Eu tinha chegado a Portugal em fins de 1985, vindo da nossa embaixada em Luanda, e fiz uma imersão rápida num país político que estava num confronto crispado, nas eleições presidenciais de então. O discurso da candidatura de Freitas de Amaral, com laivos revanchistas, assustou-me bastante. Por detrás dos chapéus de palhinha e dos "loden" verde-garrafa, que marcavam a imagem dessa campanha, eu via então escondido um Portugal contra o qual, pouco mais de uma década antes, me empenhara, política e militarmente, no 25 de abril.
Algumas das caras que rodeavam Freitas do Amaral eram para mim sinistras, representavam muito daquilo que eu detestava na direita portuguesa e, claro, não me mereciam a menor confiança democrática. (Em alguns casos, estava errado, reconheço hoje). Por semanas, criei mesmo a exagerada sensação de que uma eventual chegada de Freitas a Belém poderia significar o início de um regresso ao fascismo. Por isso, a vitória final de Mário Soares (eu que até votara em Salgado Zenha, na primeira volta), acabou por ser um dos mais felizes momentos políticos da minha vida.
Nessa noite de Nova Iorque, achei que tinha o dever de contar isto a Freitas do Amaral, que sorriu e me disse: “Espero que, com o passar dos anos, tenha percebido que eu nunca fui um fascista". Ele tinha toda a razão. Com serenidade e com a distância do tempo, reconheço em Freitas do Amaral um conservador, um pouco ao estilo britânico, mas sempre e indiscutivelmente um democrata.
Para quantos, à esquerda, nunca dele gostaram, acho importante lembrar três coisas, que às gerações mais novas podem hoje parecer despiciendas.

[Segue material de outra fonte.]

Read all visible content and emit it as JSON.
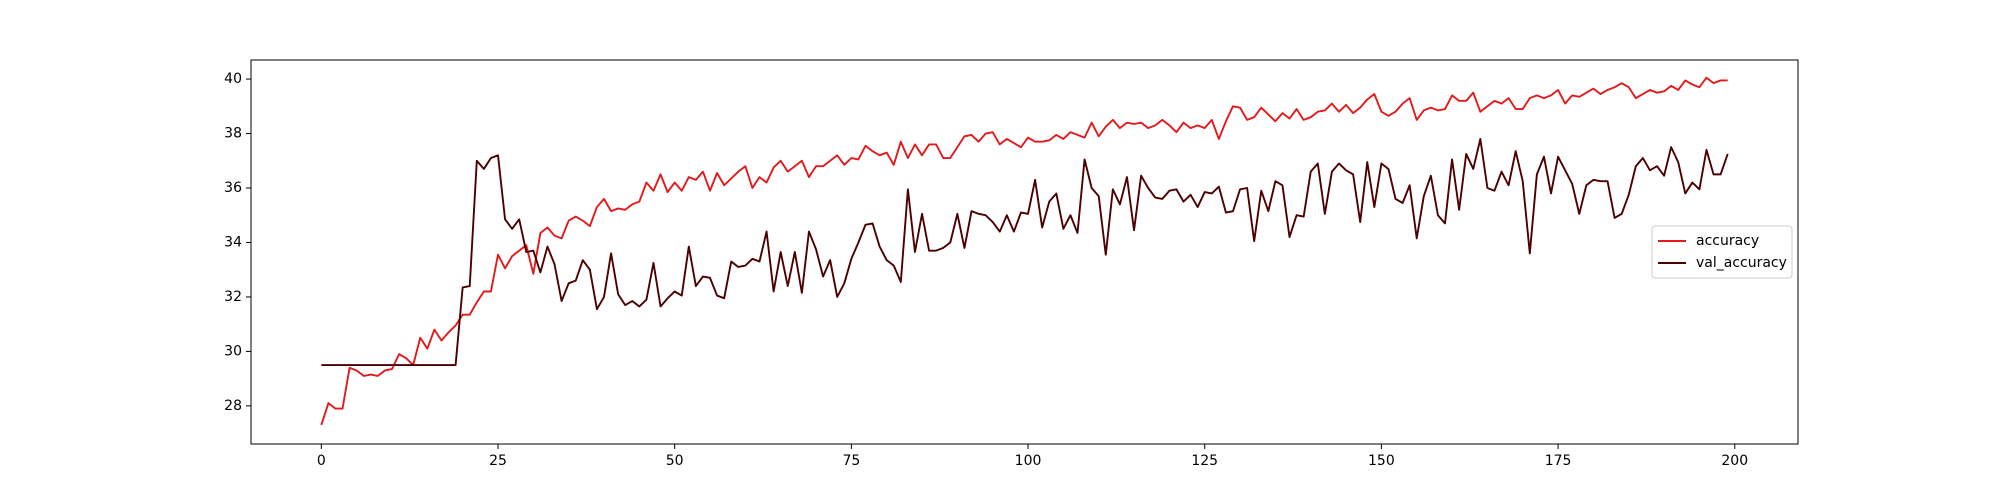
{
  "chart_data": {
    "type": "line",
    "x": [
      0,
      1,
      2,
      3,
      4,
      5,
      6,
      7,
      8,
      9,
      10,
      11,
      12,
      13,
      14,
      15,
      16,
      17,
      18,
      19,
      20,
      21,
      22,
      23,
      24,
      25,
      26,
      27,
      28,
      29,
      30,
      31,
      32,
      33,
      34,
      35,
      36,
      37,
      38,
      39,
      40,
      41,
      42,
      43,
      44,
      45,
      46,
      47,
      48,
      49,
      50,
      51,
      52,
      53,
      54,
      55,
      56,
      57,
      58,
      59,
      60,
      61,
      62,
      63,
      64,
      65,
      66,
      67,
      68,
      69,
      70,
      71,
      72,
      73,
      74,
      75,
      76,
      77,
      78,
      79,
      80,
      81,
      82,
      83,
      84,
      85,
      86,
      87,
      88,
      89,
      90,
      91,
      92,
      93,
      94,
      95,
      96,
      97,
      98,
      99,
      100,
      101,
      102,
      103,
      104,
      105,
      106,
      107,
      108,
      109,
      110,
      111,
      112,
      113,
      114,
      115,
      116,
      117,
      118,
      119,
      120,
      121,
      122,
      123,
      124,
      125,
      126,
      127,
      128,
      129,
      130,
      131,
      132,
      133,
      134,
      135,
      136,
      137,
      138,
      139,
      140,
      141,
      142,
      143,
      144,
      145,
      146,
      147,
      148,
      149,
      150,
      151,
      152,
      153,
      154,
      155,
      156,
      157,
      158,
      159,
      160,
      161,
      162,
      163,
      164,
      165,
      166,
      167,
      168,
      169,
      170,
      171,
      172,
      173,
      174,
      175,
      176,
      177,
      178,
      179,
      180,
      181,
      182,
      183,
      184,
      185,
      186,
      187,
      188,
      189,
      190,
      191,
      192,
      193,
      194,
      195,
      196,
      197,
      198,
      199
    ],
    "series": [
      {
        "name": "accuracy",
        "color": "#e31a1c",
        "values": [
          27.3,
          28.1,
          27.9,
          27.9,
          29.4,
          29.3,
          29.1,
          29.15,
          29.1,
          29.3,
          29.35,
          29.9,
          29.75,
          29.5,
          30.5,
          30.1,
          30.8,
          30.4,
          30.7,
          30.95,
          31.35,
          31.35,
          31.8,
          32.2,
          32.2,
          33.55,
          33.05,
          33.5,
          33.7,
          33.9,
          32.85,
          34.35,
          34.55,
          34.25,
          34.15,
          34.8,
          34.95,
          34.8,
          34.6,
          35.3,
          35.6,
          35.15,
          35.25,
          35.2,
          35.4,
          35.5,
          36.2,
          35.9,
          36.5,
          35.85,
          36.2,
          35.9,
          36.4,
          36.3,
          36.6,
          35.9,
          36.55,
          36.1,
          36.35,
          36.6,
          36.8,
          36.0,
          36.4,
          36.2,
          36.75,
          37.0,
          36.6,
          36.8,
          37.0,
          36.4,
          36.8,
          36.8,
          37.0,
          37.2,
          36.85,
          37.1,
          37.05,
          37.55,
          37.35,
          37.2,
          37.3,
          36.85,
          37.7,
          37.1,
          37.6,
          37.2,
          37.6,
          37.6,
          37.1,
          37.1,
          37.5,
          37.9,
          37.95,
          37.7,
          38.0,
          38.05,
          37.6,
          37.8,
          37.65,
          37.5,
          37.85,
          37.7,
          37.7,
          37.75,
          37.95,
          37.8,
          38.05,
          37.95,
          37.85,
          38.4,
          37.9,
          38.25,
          38.5,
          38.2,
          38.4,
          38.35,
          38.4,
          38.2,
          38.3,
          38.5,
          38.3,
          38.05,
          38.4,
          38.2,
          38.3,
          38.2,
          38.5,
          37.8,
          38.45,
          39.0,
          38.95,
          38.5,
          38.6,
          38.95,
          38.7,
          38.45,
          38.75,
          38.55,
          38.9,
          38.5,
          38.6,
          38.8,
          38.85,
          39.1,
          38.8,
          39.05,
          38.75,
          38.95,
          39.25,
          39.45,
          38.8,
          38.65,
          38.8,
          39.1,
          39.3,
          38.5,
          38.85,
          38.95,
          38.85,
          38.9,
          39.4,
          39.2,
          39.2,
          39.5,
          38.8,
          39.0,
          39.2,
          39.1,
          39.3,
          38.9,
          38.9,
          39.3,
          39.4,
          39.3,
          39.4,
          39.6,
          39.1,
          39.4,
          39.35,
          39.5,
          39.65,
          39.45,
          39.6,
          39.7,
          39.85,
          39.7,
          39.3,
          39.45,
          39.6,
          39.5,
          39.55,
          39.75,
          39.6,
          39.95,
          39.8,
          39.7,
          40.05,
          39.85,
          39.95,
          39.95
        ]
      },
      {
        "name": "val_accuracy",
        "color": "#4d0000",
        "values": [
          29.5,
          29.5,
          29.5,
          29.5,
          29.5,
          29.5,
          29.5,
          29.5,
          29.5,
          29.5,
          29.5,
          29.5,
          29.5,
          29.5,
          29.5,
          29.5,
          29.5,
          29.5,
          29.5,
          29.5,
          32.35,
          32.4,
          37.0,
          36.7,
          37.1,
          37.2,
          34.85,
          34.5,
          34.85,
          33.65,
          33.7,
          32.9,
          33.85,
          33.2,
          31.85,
          32.5,
          32.6,
          33.35,
          33.0,
          31.55,
          32.0,
          33.6,
          32.1,
          31.7,
          31.85,
          31.65,
          31.9,
          33.25,
          31.65,
          31.95,
          32.2,
          32.05,
          33.85,
          32.4,
          32.75,
          32.7,
          32.05,
          31.95,
          33.3,
          33.1,
          33.15,
          33.4,
          33.3,
          34.4,
          32.2,
          33.65,
          32.4,
          33.65,
          32.15,
          34.4,
          33.75,
          32.75,
          33.35,
          32.0,
          32.5,
          33.4,
          34.0,
          34.65,
          34.7,
          33.85,
          33.35,
          33.15,
          32.55,
          35.95,
          33.65,
          35.05,
          33.7,
          33.7,
          33.8,
          34.0,
          35.05,
          33.8,
          35.15,
          35.05,
          35.0,
          34.75,
          34.4,
          35.0,
          34.4,
          35.1,
          35.05,
          36.3,
          34.55,
          35.5,
          35.8,
          34.5,
          35.0,
          34.35,
          37.05,
          36.0,
          35.7,
          33.55,
          35.95,
          35.4,
          36.4,
          34.45,
          36.45,
          36.0,
          35.65,
          35.6,
          35.9,
          35.95,
          35.5,
          35.75,
          35.3,
          35.85,
          35.8,
          36.05,
          35.1,
          35.15,
          35.95,
          36.0,
          34.05,
          35.9,
          35.15,
          36.25,
          36.1,
          34.2,
          35.0,
          34.95,
          36.6,
          36.9,
          35.05,
          36.6,
          36.9,
          36.65,
          36.5,
          34.75,
          36.95,
          35.3,
          36.9,
          36.7,
          35.6,
          35.45,
          36.1,
          34.15,
          35.7,
          36.45,
          35.0,
          34.7,
          37.05,
          35.2,
          37.25,
          36.7,
          37.8,
          36.0,
          35.9,
          36.6,
          36.1,
          37.35,
          36.25,
          33.6,
          36.5,
          37.15,
          35.8,
          37.15,
          36.65,
          36.15,
          35.05,
          36.1,
          36.3,
          36.25,
          36.25,
          34.9,
          35.05,
          35.75,
          36.8,
          37.1,
          36.65,
          36.8,
          36.45,
          37.5,
          36.95,
          35.8,
          36.2,
          35.95,
          37.4,
          36.5,
          36.5,
          37.25
        ]
      }
    ],
    "xlim": [
      -9.95,
      208.95
    ],
    "xticks": [
      0,
      25,
      50,
      75,
      100,
      125,
      150,
      175,
      200
    ],
    "ylim": [
      26.6,
      40.7
    ],
    "yticks": [
      28,
      30,
      32,
      34,
      36,
      38,
      40
    ],
    "grid": false,
    "legend": "center right"
  }
}
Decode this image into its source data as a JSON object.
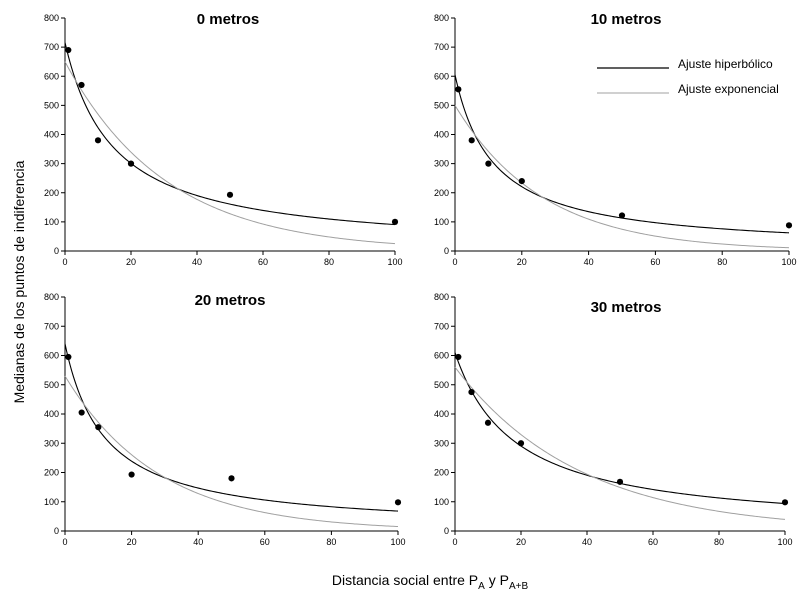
{
  "figure": {
    "ylabel": "Medianas de los puntos de indiferencia",
    "xlabel": {
      "main": "Distancia social entre P",
      "sub1": "A",
      "mid": " y P",
      "sub2": "A+B"
    },
    "legend": {
      "position": "top-right of the 10 metros panel",
      "items": [
        {
          "label": "Ajuste hiperbólico",
          "color": "#000000"
        },
        {
          "label": "Ajuste exponencial",
          "color": "#a0a0a0"
        }
      ]
    }
  },
  "chart_data": [
    {
      "type": "scatter",
      "title": "0 metros",
      "points": {
        "x": [
          1,
          5,
          10,
          20,
          50,
          100
        ],
        "y": [
          690,
          570,
          380,
          300,
          193,
          100
        ]
      },
      "series": [
        {
          "name": "Ajuste hiperbólico",
          "style": "line",
          "color": "#000000",
          "model": "hyperbolic",
          "A": 716,
          "k": 0.069
        },
        {
          "name": "Ajuste exponencial",
          "style": "line",
          "color": "#a0a0a0",
          "model": "exponential",
          "A": 650,
          "k": 0.0325
        }
      ],
      "xlim": [
        0,
        100
      ],
      "ylim": [
        0,
        800
      ],
      "xticks": [
        0,
        20,
        40,
        60,
        80,
        100
      ],
      "yticks": [
        0,
        100,
        200,
        300,
        400,
        500,
        600,
        700,
        800
      ]
    },
    {
      "type": "scatter",
      "title": "10 metros",
      "points": {
        "x": [
          1,
          5,
          10,
          20,
          50,
          100
        ],
        "y": [
          555,
          380,
          300,
          240,
          122,
          88
        ]
      },
      "series": [
        {
          "name": "Ajuste hiperbólico",
          "style": "line",
          "color": "#000000",
          "model": "hyperbolic",
          "A": 605,
          "k": 0.087
        },
        {
          "name": "Ajuste exponencial",
          "style": "line",
          "color": "#a0a0a0",
          "model": "exponential",
          "A": 500,
          "k": 0.038
        }
      ],
      "xlim": [
        0,
        100
      ],
      "ylim": [
        0,
        800
      ],
      "xticks": [
        0,
        20,
        40,
        60,
        80,
        100
      ],
      "yticks": [
        0,
        100,
        200,
        300,
        400,
        500,
        600,
        700,
        800
      ]
    },
    {
      "type": "scatter",
      "title": "20 metros",
      "points": {
        "x": [
          1,
          5,
          10,
          20,
          50,
          100
        ],
        "y": [
          595,
          405,
          355,
          193,
          180,
          98
        ]
      },
      "series": [
        {
          "name": "Ajuste hiperbólico",
          "style": "line",
          "color": "#000000",
          "model": "hyperbolic",
          "A": 640,
          "k": 0.084
        },
        {
          "name": "Ajuste exponencial",
          "style": "line",
          "color": "#a0a0a0",
          "model": "exponential",
          "A": 530,
          "k": 0.0355
        }
      ],
      "xlim": [
        0,
        100
      ],
      "ylim": [
        0,
        800
      ],
      "xticks": [
        0,
        20,
        40,
        60,
        80,
        100
      ],
      "yticks": [
        0,
        100,
        200,
        300,
        400,
        500,
        600,
        700,
        800
      ]
    },
    {
      "type": "scatter",
      "title": "30 metros",
      "points": {
        "x": [
          1,
          5,
          10,
          20,
          50,
          100
        ],
        "y": [
          595,
          475,
          370,
          300,
          168,
          98
        ]
      },
      "series": [
        {
          "name": "Ajuste hiperbólico",
          "style": "line",
          "color": "#000000",
          "model": "hyperbolic",
          "A": 610,
          "k": 0.055
        },
        {
          "name": "Ajuste exponencial",
          "style": "line",
          "color": "#a0a0a0",
          "model": "exponential",
          "A": 560,
          "k": 0.0265
        }
      ],
      "xlim": [
        0,
        100
      ],
      "ylim": [
        0,
        800
      ],
      "xticks": [
        0,
        20,
        40,
        60,
        80,
        100
      ],
      "yticks": [
        0,
        100,
        200,
        300,
        400,
        500,
        600,
        700,
        800
      ]
    }
  ]
}
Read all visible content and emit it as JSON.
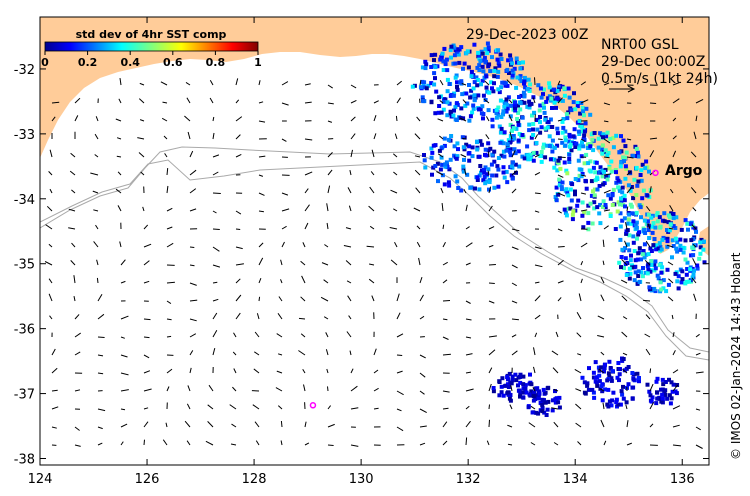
{
  "map": {
    "lon_range": [
      124,
      136.5
    ],
    "lat_range": [
      -38.1,
      -31.2
    ],
    "x_ticks": [
      124,
      126,
      128,
      130,
      132,
      134,
      136
    ],
    "x_tick_labels": [
      "124",
      "126",
      "128",
      "130",
      "132",
      "134",
      "136"
    ],
    "y_ticks": [
      -32,
      -33,
      -34,
      -35,
      -36,
      -37,
      -38
    ],
    "y_tick_labels": [
      "-32",
      "-33",
      "-34",
      "-35",
      "-36",
      "-37",
      "-38"
    ],
    "land_color": "#ffcc99",
    "contour_color": "#aaaaaa",
    "arrow_color": "#000000"
  },
  "colorbar": {
    "title": "std dev of 4hr SST comp",
    "tick_labels": [
      "0",
      "0.2",
      "0.4",
      "0.6",
      "0.8",
      "1"
    ],
    "range": [
      0,
      1
    ]
  },
  "header": {
    "date": "29-Dec-2023 00Z",
    "product": "NRT00 GSL",
    "time": "29-Dec 00:00Z",
    "scale": "0.5m/s (1kt 24h)"
  },
  "markers": [
    {
      "name": "Argo",
      "lon": 135.5,
      "lat": -33.6,
      "color": "#ff00ff",
      "label": "Argo"
    },
    {
      "name": "float",
      "lon": 129.1,
      "lat": -37.18,
      "color": "#ff00ff",
      "label": ""
    }
  ],
  "credit": "© IMOS 02-Jan-2024 14:43 Hobart"
}
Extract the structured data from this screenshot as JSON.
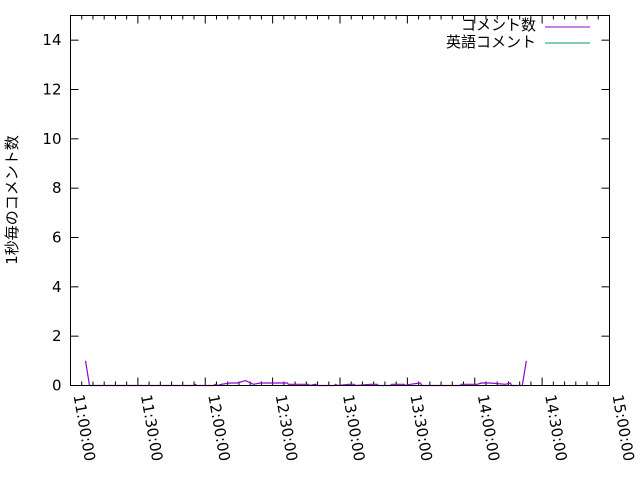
{
  "chart_data": {
    "type": "line",
    "title": "",
    "xlabel": "",
    "ylabel": "1秒毎のコメント数",
    "xlim": [
      "11:00:00",
      "15:00:00"
    ],
    "ylim": [
      0,
      15
    ],
    "x_ticks": [
      "11:00:00",
      "11:30:00",
      "12:00:00",
      "12:30:00",
      "13:00:00",
      "13:30:00",
      "14:00:00",
      "14:30:00",
      "15:00:00"
    ],
    "y_ticks": [
      0,
      2,
      4,
      6,
      8,
      10,
      12,
      14
    ],
    "grid": false,
    "legend": "top-right",
    "series": [
      {
        "name": "コメント数",
        "color": "#9400d3",
        "points": [
          [
            "11:06:41",
            1
          ],
          [
            "11:08:27",
            0
          ],
          [
            "11:55:00",
            0
          ],
          [
            "11:55:38",
            0.05
          ],
          [
            "11:56:10",
            0
          ],
          [
            "12:03:39",
            0
          ],
          [
            "12:04:30",
            0.05
          ],
          [
            "12:05:30",
            0
          ],
          [
            "12:07:12",
            0.05
          ],
          [
            "12:11:12",
            0.1
          ],
          [
            "12:14:19",
            0.1
          ],
          [
            "12:17:53",
            0.2
          ],
          [
            "12:21:27",
            0.05
          ],
          [
            "12:24:34",
            0.1
          ],
          [
            "12:36:35",
            0.1
          ],
          [
            "12:37:00",
            0.05
          ],
          [
            "12:45:55",
            0.05
          ],
          [
            "12:46:30",
            0
          ],
          [
            "12:49:02",
            0.05
          ],
          [
            "12:50:00",
            0
          ],
          [
            "12:57:29",
            0
          ],
          [
            "12:58:00",
            0.05
          ],
          [
            "12:59:00",
            0
          ],
          [
            "13:04:09",
            0.05
          ],
          [
            "13:06:23",
            0.05
          ],
          [
            "13:07:00",
            0
          ],
          [
            "13:13:31",
            0.05
          ],
          [
            "13:16:37",
            0.05
          ],
          [
            "13:17:00",
            0
          ],
          [
            "13:22:24",
            0
          ],
          [
            "13:23:00",
            0.05
          ],
          [
            "13:28:38",
            0.05
          ],
          [
            "13:29:00",
            0
          ],
          [
            "13:31:19",
            0.05
          ],
          [
            "13:35:44",
            0.1
          ],
          [
            "13:36:30",
            0
          ],
          [
            "13:53:34",
            0
          ],
          [
            "13:54:00",
            0.05
          ],
          [
            "14:01:08",
            0.05
          ],
          [
            "14:03:00",
            0.1
          ],
          [
            "14:06:55",
            0.1
          ],
          [
            "14:13:38",
            0.05
          ],
          [
            "14:15:50",
            0.1
          ],
          [
            "14:16:30",
            0
          ],
          [
            "14:18:58",
            0
          ],
          [
            "14:21:10",
            0
          ],
          [
            "14:22:57",
            1
          ]
        ]
      },
      {
        "name": "英語コメント",
        "color": "#009e73",
        "points": []
      }
    ]
  }
}
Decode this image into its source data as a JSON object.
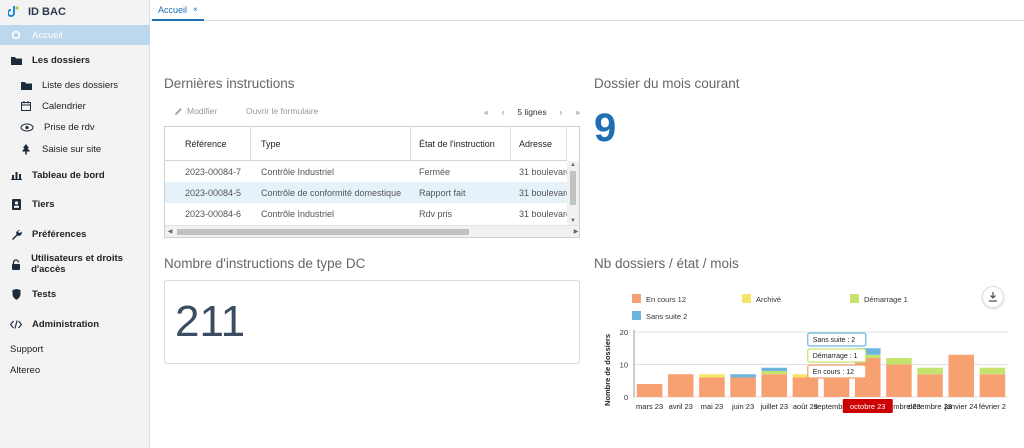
{
  "app": {
    "name": "ID BAC"
  },
  "sidebar": {
    "items": [
      {
        "label": "Accueil",
        "icon": "circle-icon"
      },
      {
        "label": "Les dossiers",
        "icon": "folder-icon"
      },
      {
        "label": "Liste des dossiers",
        "icon": "folder-icon"
      },
      {
        "label": "Calendrier",
        "icon": "calendar-icon"
      },
      {
        "label": "Prise de rdv",
        "icon": "eye-icon"
      },
      {
        "label": "Saisie sur site",
        "icon": "tree-icon"
      },
      {
        "label": "Tableau de bord",
        "icon": "bar-chart-icon"
      },
      {
        "label": "Tiers",
        "icon": "id-card-icon"
      },
      {
        "label": "Préférences",
        "icon": "wrench-icon"
      },
      {
        "label": "Utilisateurs et droits d'accès",
        "icon": "lock-icon"
      },
      {
        "label": "Tests",
        "icon": "shield-icon"
      },
      {
        "label": "Administration",
        "icon": "code-icon"
      },
      {
        "label": "Support"
      },
      {
        "label": "Altereo"
      }
    ]
  },
  "tabs": [
    {
      "label": "Accueil",
      "close": "×"
    }
  ],
  "instructions": {
    "title": "Dernières instructions",
    "modify_label": "Modifier",
    "open_form_label": "Ouvrir le formulaire",
    "pager": {
      "first": "«",
      "prev": "‹",
      "summary": "5 lignes",
      "next": "›",
      "last": "»"
    },
    "columns": [
      "Référence",
      "Type",
      "État de l'instruction",
      "Adresse"
    ],
    "rows": [
      [
        "2023-00084-7",
        "Contrôle Industriel",
        "Fermée",
        "31 boulevard"
      ],
      [
        "2023-00084-5",
        "Contrôle de conformité domestique",
        "Rapport fait",
        "31 boulevard"
      ],
      [
        "2023-00084-6",
        "Contrôle Industriel",
        "Rdv pris",
        "31 boulevard"
      ]
    ],
    "selected_row": 1
  },
  "dossier_mois": {
    "title": "Dossier du mois courant",
    "value": "9"
  },
  "instructions_dc": {
    "title": "Nombre d'instructions de type DC",
    "value": "211"
  },
  "chart_title": "Nb dossiers / état / mois",
  "colors": {
    "en_cours": "#f7a072",
    "archive": "#f9e46b",
    "demarrage": "#c5e36f",
    "sans_suite": "#6cb6e0",
    "accent": "#1f6fb5",
    "tooltip_red": "#cc0000"
  },
  "chart_data": {
    "type": "bar",
    "stacked": true,
    "ylabel": "Nombre de dossiers",
    "yticks": [
      0,
      10,
      20
    ],
    "ylim": [
      0,
      20
    ],
    "categories": [
      "mars 23",
      "avril 23",
      "mai 23",
      "juin 23",
      "juillet 23",
      "août 23",
      "septembre 23",
      "octobre 23",
      "novembre 23",
      "décembre 23",
      "janvier 24",
      "février 2"
    ],
    "series": [
      {
        "name": "En cours",
        "legend": "En cours  12",
        "values": [
          4,
          7,
          6,
          6,
          7,
          6,
          7,
          12,
          10,
          7,
          13,
          7
        ]
      },
      {
        "name": "Archivé",
        "legend": "Archivé",
        "values": [
          0,
          0,
          1,
          0,
          0,
          1,
          0,
          0,
          0,
          0,
          0,
          0
        ]
      },
      {
        "name": "Démarrage",
        "legend": "Démarrage  1",
        "values": [
          0,
          0,
          0,
          0,
          1,
          0,
          0,
          1,
          2,
          2,
          0,
          2
        ]
      },
      {
        "name": "Sans suite",
        "legend": "Sans suite  2",
        "values": [
          0,
          0,
          0,
          1,
          1,
          0,
          0,
          2,
          0,
          0,
          0,
          0
        ]
      }
    ],
    "highlight_category": "octobre 23",
    "tooltips": [
      "Sans suite : 2",
      "Démarrage : 1",
      "En cours : 12"
    ]
  }
}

A primeira é que foi preciso uma grande coragem para criar o CDS, no início da Revolução, como um partido que deu acolhimento, institucional e democrático, a quantos não se sentiam confortáveis na onda maioritária saída do 25 de abril. E que tinham toda a legitimidade para assim pensarem.
A segunda é que Freitas do Amaral, para surpresa de muitos, foi uma das vozes que, no Conselho de Estado, em 1974, se recusou a conceder poderes de exceção ao general Spínola, que lhe permitiriam encetar uma deriva autoritária contra o 25 de abril. Não foi o único, mas o simbolismo da sua voz foi muito importante.
Finalmente, nunca ninguém pôde imputar a Freitas do Amaral qualquer promoção dos movimentos anti-democráticos de direita radical, que espalharam ódio e bombas pelo país, nesses tempos revolucionários. De certas figuras incensadas do regime, algumas até de esquerda, não se pode dizer o mesmo.
Quero com tudo isto reiterar que não tenho hoje a menor dúvida de que Freitas do Amaral foi sempre um democrata - porque é o respeito institucional pela democracia, e só esse, o único critério que o define.
Foi, além disso, uma figura intelectual e académica de destaque, que, no cumprimento das muitas funções de Estado que lhe coube exercer ao longo destas décadas, o fez sempre com empenhamento e grande sentido de serviço público para Portugal, e isso não é menos importante.
O percurso cívico de Freitas do Amaral, as suas opções pessoais em termos de afinidades políticas conjunturais, pode ser objeto de todas as críticas e quiçá de acusações de alguma incoerência, não obstante ele tê-las sempre rejeitado.
Mas, no dia de hoje, no dia da sua morte, não tenho a menor dúvida de que, na galeria dos fundadores do regime iniciado em 1974, o seu retrato tem de figurar.